Duterte, the maverick former mayor who led the Philippines from 2016 to 2022, was served an arrest warrant on arrival from Hong Kong at Manila’s main airport and was now in custody, the office of his successor Ferdinand Marcos Jr said in a statement.

The “war on drugs” was Duterte’s signature campaign platform that swept the mercurial, crime-busting former prosecutor to power in 2016 and he soon delivered on promises made during vitriolic speeches to kill thousands of drug dealers and users, Reuters reported.

If transferred to the Hague, he could become Asia’s first former head of state to go on trial at the ICC.

Duterte has insisted he told police to kill only in self-defence and has repeatedly defended the crackdown, saying he was willing to “rot in jail” if it meant ridding the Philippines of drugs.

In a video posted on Instagram by daughter Veronica Duterte from Manila’s Villamor Air Base, where he has been placed in custody, the former leader questioned the reason for his arrest.

“What is the law and what is the crime that I committed?” he said in the video.

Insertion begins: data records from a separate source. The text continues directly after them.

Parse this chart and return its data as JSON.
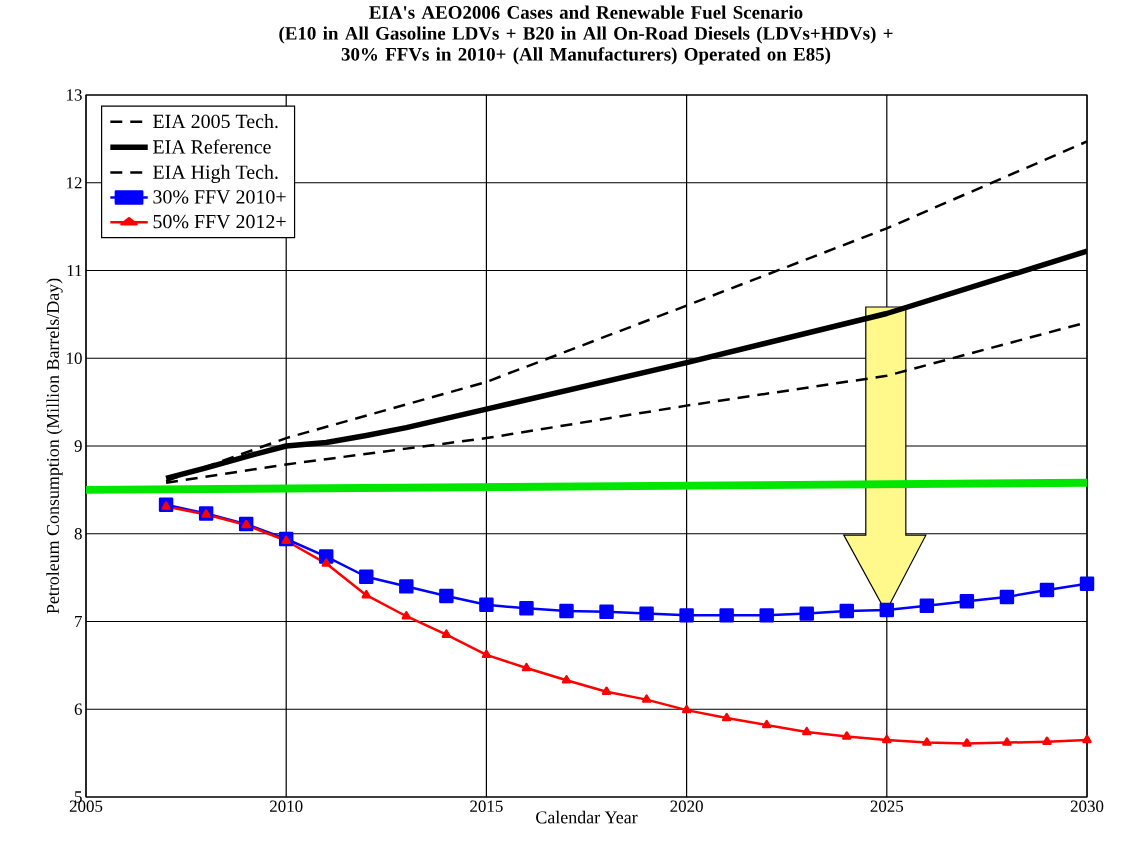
{
  "chart_data": {
    "type": "line",
    "title": "EIA's AEO2006 Cases and Renewable Fuel Scenario\n(E10 in All Gasoline LDVs + B20 in All On-Road Diesels (LDVs+HDVs) +\n30% FFVs in 2010+ (All Manufacturers) Operated on E85)",
    "xlabel": "Calendar Year",
    "ylabel": "Petroleum Consumption (Million Barrels/Day)",
    "xlim": [
      2005,
      2030
    ],
    "ylim": [
      5,
      13
    ],
    "xticks": [
      2005,
      2010,
      2015,
      2020,
      2025,
      2030
    ],
    "yticks": [
      5,
      6,
      7,
      8,
      9,
      10,
      11,
      12,
      13
    ],
    "grid": true,
    "legend": "top left",
    "series": [
      {
        "name": "EIA 2005 Tech.",
        "color": "#000000",
        "line_style": "dashed",
        "marker": "none",
        "x": [
          2007,
          2010,
          2015,
          2020,
          2025,
          2030
        ],
        "values": [
          8.6,
          9.09,
          9.73,
          10.6,
          11.48,
          12.47
        ]
      },
      {
        "name": "EIA Reference",
        "color": "#000000",
        "line_style": "solid",
        "marker": "none",
        "x": [
          2007,
          2008,
          2009,
          2010,
          2011,
          2012,
          2013,
          2015,
          2020,
          2025,
          2030
        ],
        "values": [
          8.63,
          8.75,
          8.88,
          9.0,
          9.04,
          9.12,
          9.21,
          9.42,
          9.95,
          10.51,
          11.22
        ]
      },
      {
        "name": "EIA High Tech.",
        "color": "#000000",
        "line_style": "dashed",
        "marker": "none",
        "x": [
          2007,
          2010,
          2013,
          2015,
          2020,
          2025,
          2030
        ],
        "values": [
          8.58,
          8.79,
          8.97,
          9.09,
          9.46,
          9.8,
          10.41
        ]
      },
      {
        "name": "30% FFV 2010+",
        "color": "#0000ff",
        "line_style": "solid",
        "marker": "square",
        "x": [
          2007,
          2008,
          2009,
          2010,
          2011,
          2012,
          2013,
          2014,
          2015,
          2016,
          2017,
          2018,
          2019,
          2020,
          2021,
          2022,
          2023,
          2024,
          2025,
          2026,
          2027,
          2028,
          2029,
          2030
        ],
        "values": [
          8.33,
          8.23,
          8.11,
          7.94,
          7.74,
          7.51,
          7.4,
          7.29,
          7.19,
          7.15,
          7.12,
          7.11,
          7.09,
          7.07,
          7.07,
          7.07,
          7.09,
          7.12,
          7.13,
          7.18,
          7.23,
          7.28,
          7.36,
          7.43
        ]
      },
      {
        "name": "50% FFV 2012+",
        "color": "#ff0000",
        "line_style": "solid",
        "marker": "triangle",
        "x": [
          2007,
          2008,
          2009,
          2010,
          2011,
          2012,
          2013,
          2014,
          2015,
          2016,
          2017,
          2018,
          2019,
          2020,
          2021,
          2022,
          2023,
          2024,
          2025,
          2026,
          2027,
          2028,
          2029,
          2030
        ],
        "values": [
          8.31,
          8.22,
          8.1,
          7.92,
          7.66,
          7.3,
          7.06,
          6.85,
          6.62,
          6.47,
          6.33,
          6.2,
          6.11,
          5.99,
          5.9,
          5.82,
          5.74,
          5.69,
          5.65,
          5.62,
          5.61,
          5.62,
          5.63,
          5.65
        ]
      },
      {
        "color": "#00e600",
        "line_style": "solid",
        "marker": "none",
        "x": [
          2005,
          2030
        ],
        "values": [
          8.5,
          8.58
        ]
      }
    ]
  }
}
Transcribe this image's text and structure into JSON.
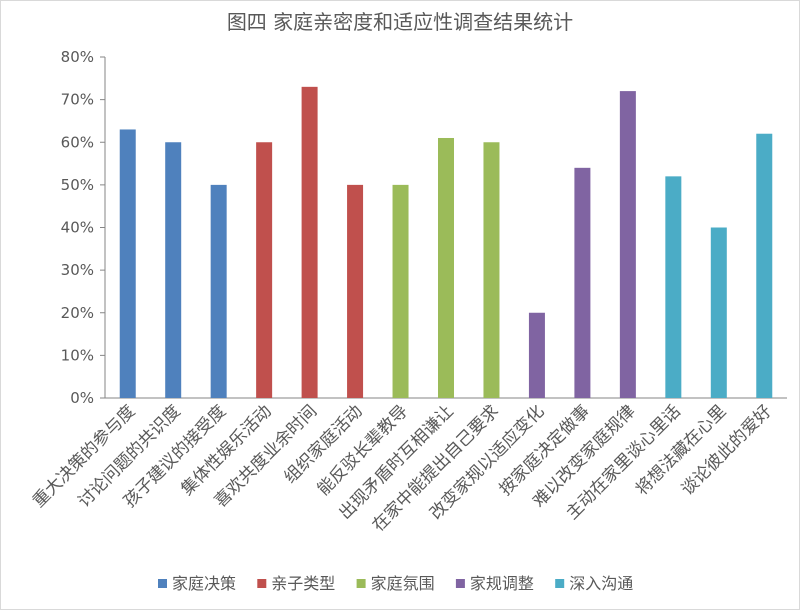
{
  "chart_data": {
    "type": "bar",
    "title": "图四 家庭亲密度和适应性调查结果统计",
    "xlabel": "",
    "ylabel": "",
    "ylim": [
      0,
      80
    ],
    "yticks": [
      {
        "value": 0,
        "label": "0%"
      },
      {
        "value": 10,
        "label": "10%"
      },
      {
        "value": 20,
        "label": "20%"
      },
      {
        "value": 30,
        "label": "30%"
      },
      {
        "value": 40,
        "label": "40%"
      },
      {
        "value": 50,
        "label": "50%"
      },
      {
        "value": 60,
        "label": "60%"
      },
      {
        "value": 70,
        "label": "70%"
      },
      {
        "value": 80,
        "label": "80%"
      }
    ],
    "grid": false,
    "legend": "bottom",
    "categories": [
      "重大决策的参与度",
      "讨论问题的共识度",
      "孩子建议的接受度",
      "集体性娱乐活动",
      "喜欢共度业余时间",
      "组织家庭活动",
      "能反驳长辈教导",
      "出现矛盾时互相谦让",
      "在家中能提出自己要求",
      "改变家规以适应变化",
      "按家庭决定做事",
      "难以改变家庭规律",
      "主动在家里谈心里话",
      "将想法藏在心里",
      "谈论彼此的爱好"
    ],
    "series": [
      {
        "name": "家庭决策",
        "color": "#4F81BD",
        "values": [
          63,
          60,
          50,
          null,
          null,
          null,
          null,
          null,
          null,
          null,
          null,
          null,
          null,
          null,
          null
        ]
      },
      {
        "name": "亲子类型",
        "color": "#C0504D",
        "values": [
          null,
          null,
          null,
          60,
          73,
          50,
          null,
          null,
          null,
          null,
          null,
          null,
          null,
          null,
          null
        ]
      },
      {
        "name": "家庭氛围",
        "color": "#9BBB59",
        "values": [
          null,
          null,
          null,
          null,
          null,
          null,
          50,
          61,
          60,
          null,
          null,
          null,
          null,
          null,
          null
        ]
      },
      {
        "name": "家规调整",
        "color": "#8064A2",
        "values": [
          null,
          null,
          null,
          null,
          null,
          null,
          null,
          null,
          null,
          20,
          54,
          72,
          null,
          null,
          null
        ]
      },
      {
        "name": "深入沟通",
        "color": "#4BACC6",
        "values": [
          null,
          null,
          null,
          null,
          null,
          null,
          null,
          null,
          null,
          null,
          null,
          null,
          52,
          40,
          62
        ]
      }
    ]
  }
}
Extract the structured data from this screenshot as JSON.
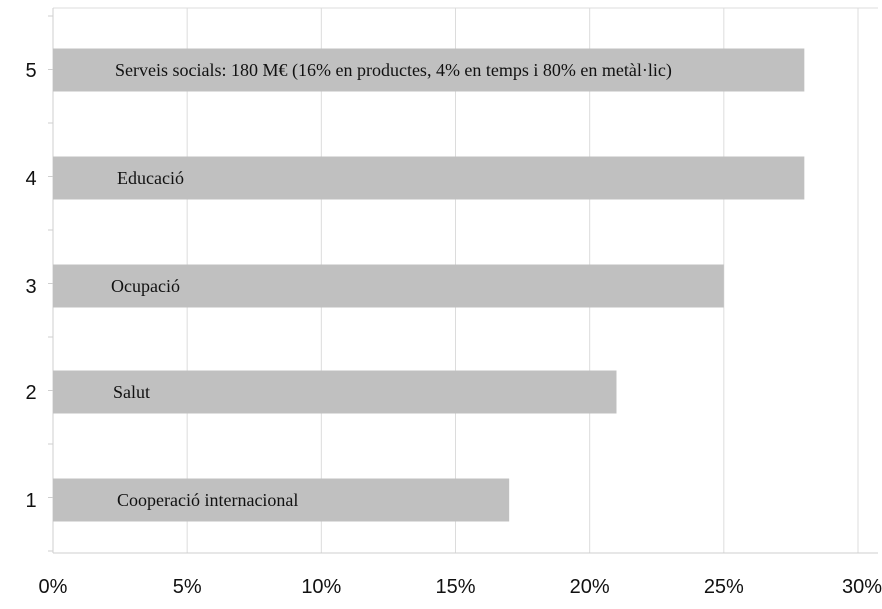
{
  "chart_data": {
    "type": "bar",
    "orientation": "horizontal",
    "categories": [
      "1",
      "2",
      "3",
      "4",
      "5"
    ],
    "values": [
      17,
      21,
      25,
      28,
      28
    ],
    "value_unit": "%",
    "bar_labels": [
      "Cooperació internacional",
      "Salut",
      "Ocupació",
      "Educació",
      "Serveis socials: 180 M€ (16% en productes, 4% en temps i 80% en metàl·lic)"
    ],
    "x_ticks": [
      "0%",
      "5%",
      "10%",
      "15%",
      "20%",
      "25%",
      "30%"
    ],
    "xlim": [
      0,
      30
    ],
    "title": "",
    "xlabel": "",
    "ylabel": "",
    "grid": "vertical",
    "legend": "none",
    "colors": {
      "bar": "#c0c0c0",
      "grid": "#dcdcdc",
      "text": "#111111",
      "background": "#ffffff"
    }
  }
}
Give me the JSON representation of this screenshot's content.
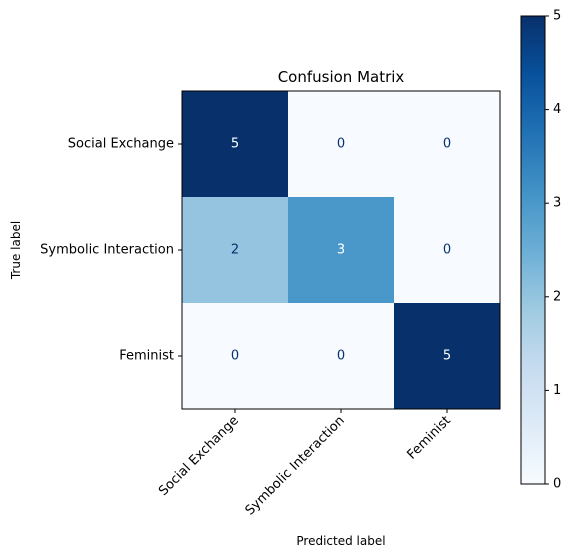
{
  "chart_data": {
    "type": "heatmap",
    "title": "Confusion Matrix",
    "xlabel": "Predicted label",
    "ylabel": "True label",
    "x_categories": [
      "Social Exchange",
      "Symbolic Interaction",
      "Feminist"
    ],
    "y_categories": [
      "Social Exchange",
      "Symbolic Interaction",
      "Feminist"
    ],
    "values": [
      [
        5,
        0,
        0
      ],
      [
        2,
        3,
        0
      ],
      [
        0,
        0,
        5
      ]
    ],
    "colorbar": {
      "min": 0,
      "max": 5,
      "ticks": [
        "0",
        "1",
        "2",
        "3",
        "4",
        "5"
      ]
    },
    "colormap": "Blues",
    "colors": {
      "low": "#f7fbff",
      "high": "#08306b",
      "text_dark_cell": "#ffffff",
      "text_light_cell": "#08306b"
    }
  }
}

It was unclear who he was speaking to.

“I was brought here not of my own volition, it is somebody else’s. You have to answer now for the deprivation of liberty.”

The president’s office has yet to clarify the next steps for Duterte and it was not immediately clear what the ICC has charged him with.

According to police, 6,200 suspects were killed during anti-drug operations that they say ended in shootouts. But activists say the real toll of Duterte’s crackdown was far greater, with many thousands more slumland drug users, some named on community “watch lists”, killed in mysterious circumstances.

The ICC’s prosecutor has said as many as 30,000 people may have been killed by police or unidentified individuals.

Police have rejected allegations from rights groups of systematic executions and cover-ups.